We agreed to give her a try. Her name is Daisy, and her two week trial period became a lifetime commitment for us. She is not perfect, but she’s growing by leaps and bounds in terms of workability with the cows. (Again… another story for another day!)
I bet you’re wondering where all of these tidbits of stories tie in together? Daisy is an incredibly smart dog. She is one of those dogs who has the ability to do whatever is asked of her….but she is like a kid who is so smart that she thinks she needs to be the “boss of all of that”…. ie: she wants to be the Alpha Dog.
Memo to Daisy: Ain’t nobody gonna be the Alpha Dog, but Mama Dog.

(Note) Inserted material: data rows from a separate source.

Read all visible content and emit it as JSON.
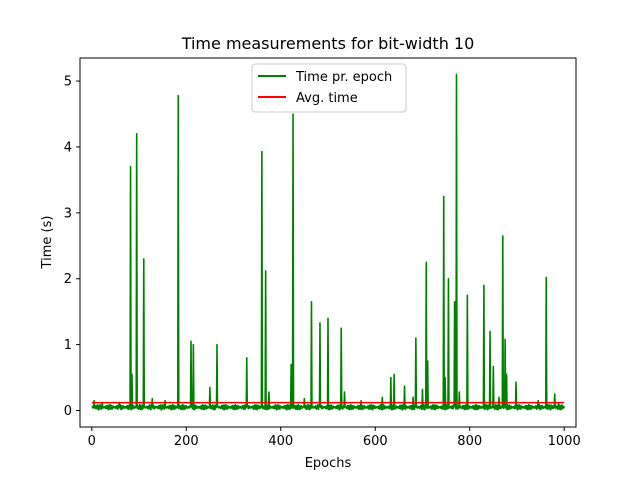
{
  "chart_data": {
    "type": "line",
    "title": "Time measurements for bit-width 10",
    "xlabel": "Epochs",
    "ylabel": "Time (s)",
    "xlim": [
      -25,
      1025
    ],
    "ylim": [
      -0.25,
      5.35
    ],
    "xticks": [
      0,
      200,
      400,
      600,
      800,
      1000
    ],
    "yticks": [
      0,
      1,
      2,
      3,
      4,
      5
    ],
    "grid": false,
    "legend_position": "upper center",
    "series": [
      {
        "name": "Time pr. epoch",
        "color": "#008000",
        "baseline": 0.05,
        "spikes": [
          [
            5,
            0.15
          ],
          [
            22,
            0.12
          ],
          [
            58,
            0.12
          ],
          [
            82,
            3.7
          ],
          [
            85,
            0.55
          ],
          [
            95,
            4.2
          ],
          [
            110,
            2.3
          ],
          [
            128,
            0.18
          ],
          [
            155,
            0.15
          ],
          [
            183,
            4.78
          ],
          [
            210,
            1.05
          ],
          [
            215,
            1.0
          ],
          [
            250,
            0.35
          ],
          [
            265,
            1.0
          ],
          [
            328,
            0.8
          ],
          [
            360,
            3.93
          ],
          [
            368,
            2.12
          ],
          [
            375,
            0.28
          ],
          [
            422,
            0.7
          ],
          [
            426,
            4.5
          ],
          [
            450,
            0.18
          ],
          [
            465,
            1.65
          ],
          [
            483,
            1.33
          ],
          [
            500,
            1.4
          ],
          [
            528,
            1.25
          ],
          [
            535,
            0.28
          ],
          [
            570,
            0.15
          ],
          [
            615,
            0.2
          ],
          [
            633,
            0.5
          ],
          [
            640,
            0.55
          ],
          [
            662,
            0.37
          ],
          [
            680,
            0.2
          ],
          [
            686,
            1.1
          ],
          [
            700,
            0.32
          ],
          [
            708,
            2.25
          ],
          [
            711,
            0.75
          ],
          [
            745,
            3.25
          ],
          [
            748,
            0.5
          ],
          [
            755,
            2.0
          ],
          [
            768,
            1.65
          ],
          [
            772,
            5.1
          ],
          [
            778,
            0.28
          ],
          [
            795,
            1.75
          ],
          [
            830,
            1.9
          ],
          [
            843,
            1.2
          ],
          [
            850,
            0.67
          ],
          [
            862,
            0.2
          ],
          [
            870,
            2.65
          ],
          [
            875,
            1.08
          ],
          [
            878,
            0.55
          ],
          [
            898,
            0.43
          ],
          [
            945,
            0.15
          ],
          [
            962,
            2.02
          ],
          [
            980,
            0.25
          ],
          [
            988,
            0.12
          ]
        ]
      },
      {
        "name": "Avg. time",
        "color": "#ff0000",
        "x": [
          0,
          1000
        ],
        "y": [
          0.12,
          0.12
        ]
      }
    ]
  }
}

Memo to Mama Dog: If you aren’t around, Daisy Dog volunteers & assumes immediate responsibility for said position vacated by Mama Dog.
The interesting thing about all of this is that if I go run errands, or leave for the day, all is well and my leadership is not questioned. Daisy behaves and defers to Charlie (most of the time). But apparently (as evidenced by my leaving…. really leaving…. and coming back 3 times in 21 days), once she thinks I’m out of the picture, she assumes the crown, the cape, the scepter…. and becomes a ruling army of one.
- She is marginally obedient to Charlie’s commands (even when I am home).
- She challenges our livestock guard dog, Lilly… every chance she gets.
- She runs the bull (and other cows… but especially the bull) when she knows she shouldn’t.
In effect, when I’m gone…. Daisy becomes a bully. The personality of the other animals consequently changes as well, and it’s not for the better.
Animal psychology is so very interesting to me, and I wish I could speak to them. I’m hoping that animals speak when I get to heaven so that I can have some of these conversations and figure all of this out! Daisy adores me. She worships the ground I walk on, and she is already my #1 protector….but she challenges leadership of both man and dog when I am not around.
Today, I’ve been home for a week, and things are back to normal. She is obedient and doting on my presence. I can feel the other animals relaxing their posture when she is around.
It’s good to be loved, but this power struggle in my absence is concerning. Any suggestions would be greatly appreciated!